What's special about each matrix of RHS is that each of them is a rank 1 matrix whose column space is the line each base of column space of $A$ lies on. e,g. $ \begin{bmatrix} 1 & 0 & 1 \\ 1 & 0 & 1 \\ 1 & 0 & 1 \\ \end{bmatrix} $ spans only $\begin{bmatrix} 1 \\ 1 \\ 1 \\\end{bmatrix}$. And people say rank 1 matrices are the building blocks of any matrices.

If now you revisit the concept of viewing $A$ column by column, this decomposition actually emphasizes the concept of linear combination of base vectors.

If these make sense, you could extend the RHS further, $$ \begin{bmatrix} 1 & 2 & 3 \\ 1 & 1 & 2 \\ 1 & 2 & 3 \\ \end{bmatrix} = \begin{bmatrix} 1 \\ 1 \\ 1 \\\end{bmatrix} \begin{bmatrix} 1 & 0 & 1 \\\end{bmatrix} + \begin{bmatrix} 2 \\ 1 \\ 2 \\\end{bmatrix} \begin{bmatrix} 0 & 1 & 1 \\\end{bmatrix} $$ Each term in RHS says take this base, and make it "look like" a rank 3 matrix.

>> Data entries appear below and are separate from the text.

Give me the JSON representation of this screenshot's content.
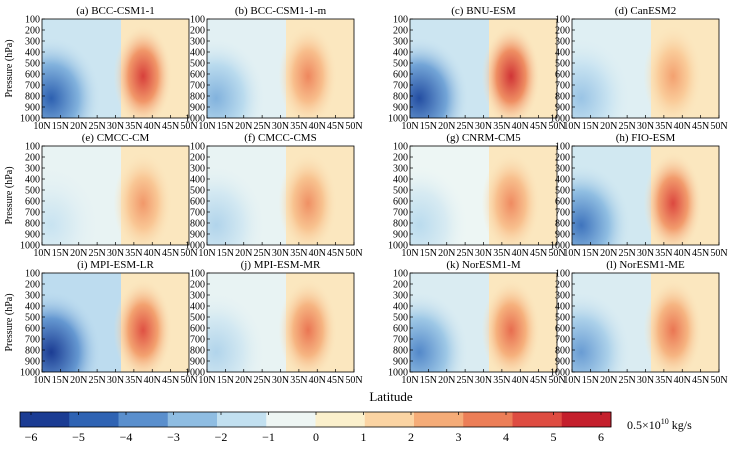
{
  "chart_data": {
    "type": "heatmap",
    "xlabel": "Latitude",
    "ylabel": "Pressure (hPa)",
    "x_ticks": [
      "10N",
      "15N",
      "20N",
      "25N",
      "30N",
      "35N",
      "40N",
      "45N",
      "50N"
    ],
    "x_range": [
      10,
      50
    ],
    "y_ticks": [
      "100",
      "200",
      "300",
      "400",
      "500",
      "600",
      "700",
      "800",
      "900",
      "1000"
    ],
    "y_range": [
      100,
      1000
    ],
    "colorbar": {
      "label_prefix": "0.5×10",
      "label_exponent": "10",
      "label_suffix": " kg/s",
      "ticks": [
        "−6",
        "−5",
        "−4",
        "−3",
        "−2",
        "−1",
        "0",
        "1",
        "2",
        "3",
        "4",
        "5",
        "6"
      ],
      "range": [
        -6,
        6
      ],
      "colors": [
        "#1b3c93",
        "#2f63b3",
        "#5a8fcd",
        "#8fbde2",
        "#c2e0f0",
        "#eef6f4",
        "#fbf0cc",
        "#fbd4a3",
        "#f5ac78",
        "#ec7e57",
        "#de4c41",
        "#c41f2c"
      ]
    },
    "panels": [
      {
        "title": "(a) BCC-CSM1-1",
        "neg_min": -5.0,
        "pos_max": 5.2,
        "neg_bg": -2.0
      },
      {
        "title": "(b) BCC-CSM1-1-m",
        "neg_min": -3.0,
        "pos_max": 3.6,
        "neg_bg": -1.2
      },
      {
        "title": "(c) BNU-ESM",
        "neg_min": -5.5,
        "pos_max": 5.5,
        "neg_bg": -2.0
      },
      {
        "title": "(d) CanESM2",
        "neg_min": -2.5,
        "pos_max": 3.0,
        "neg_bg": -1.3
      },
      {
        "title": "(e) CMCC-CM",
        "neg_min": -1.5,
        "pos_max": 3.2,
        "neg_bg": -1.0
      },
      {
        "title": "(f) CMCC-CMS",
        "neg_min": -2.0,
        "pos_max": 3.4,
        "neg_bg": -1.0
      },
      {
        "title": "(g) CNRM-CM5",
        "neg_min": -1.8,
        "pos_max": 3.5,
        "neg_bg": -0.8
      },
      {
        "title": "(h) FIO-ESM",
        "neg_min": -4.5,
        "pos_max": 5.0,
        "neg_bg": -1.8
      },
      {
        "title": "(i) MPI-ESM-LR",
        "neg_min": -6.0,
        "pos_max": 4.8,
        "neg_bg": -2.5
      },
      {
        "title": "(j) MPI-ESM-MR",
        "neg_min": -2.0,
        "pos_max": 4.0,
        "neg_bg": -1.0
      },
      {
        "title": "(k) NorESM1-M",
        "neg_min": -4.0,
        "pos_max": 4.2,
        "neg_bg": -1.5
      },
      {
        "title": "(l) NorESM1-ME",
        "neg_min": -3.5,
        "pos_max": 4.0,
        "neg_bg": -1.5
      }
    ]
  }
}
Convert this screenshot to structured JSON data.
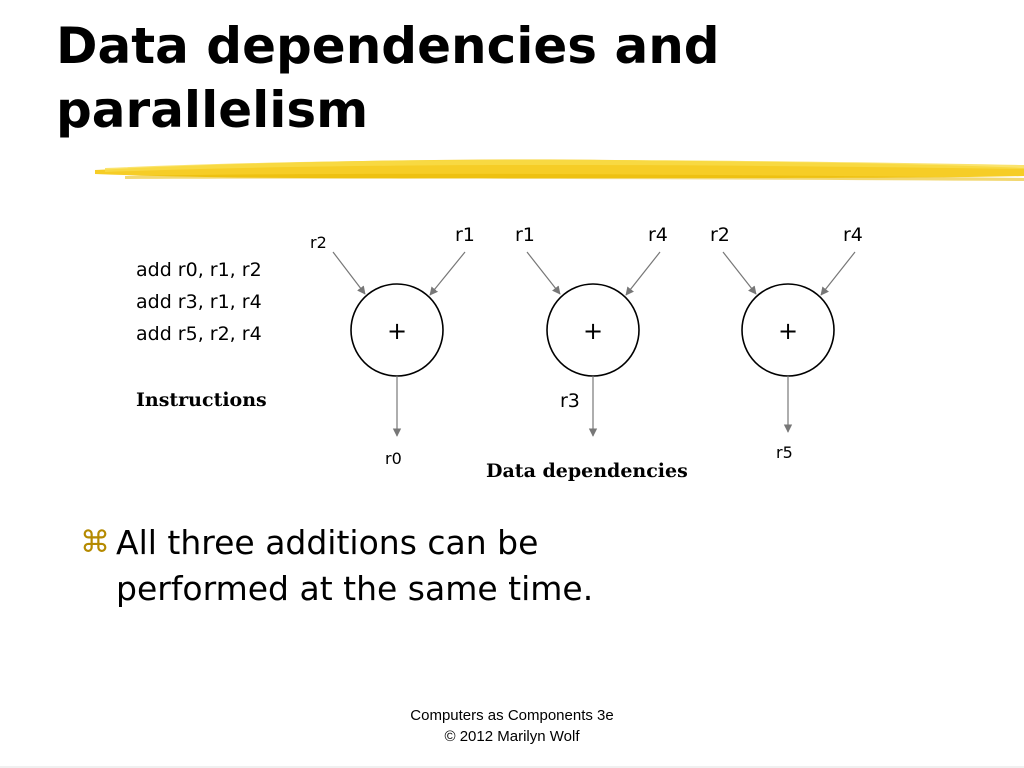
{
  "slide": {
    "title_line1": "Data dependencies and",
    "title_line2": "parallelism"
  },
  "diagram": {
    "instructions": [
      "add r0, r1, r2",
      "add r3, r1, r4",
      "add r5, r2, r4"
    ],
    "instructions_caption": "Instructions",
    "dependencies_caption": "Data dependencies",
    "operator_symbol": "+",
    "nodes": [
      {
        "input_left": "r2",
        "input_right": "r1",
        "output": "r0"
      },
      {
        "input_left": "r1",
        "input_right": "r4",
        "output": "r3"
      },
      {
        "input_left": "r2",
        "input_right": "r4",
        "output": "r5"
      }
    ]
  },
  "bullets": [
    {
      "line1": "All three additions can be",
      "line2": "performed at the same time."
    }
  ],
  "footer": {
    "line1": "Computers as Components 3e",
    "line2": "© 2012 Marilyn Wolf"
  },
  "colors": {
    "highlight_stroke": "#f5c400",
    "bullet_accent": "#b58a00",
    "arrow_gray": "#777777"
  },
  "icons": {
    "bullet": "command-key-icon"
  }
}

And we can massage it a little bit, namely put RHS into matrix form, you get $$ \begin{bmatrix} 1 & 2 & 3 \\ 1 & 1 & 2 \\ 1 & 2 & 3 \\ \end{bmatrix} = \begin{bmatrix} 1 & 2 \\ 1 & 1 \\ 1 & 2 \\ \end{bmatrix} \begin{bmatrix} 1 & 0 & 1 \\ 0 & 1 & 1 \\ \end{bmatrix} $$

Now you can forget matrix $A$, and imagine what you have are just two matrices on RHS. When you read this text backward(I mean logically), I hope matrix multiplication in this fashion makes sense to you now. Or if you prefer, you can start with two matrices in the question.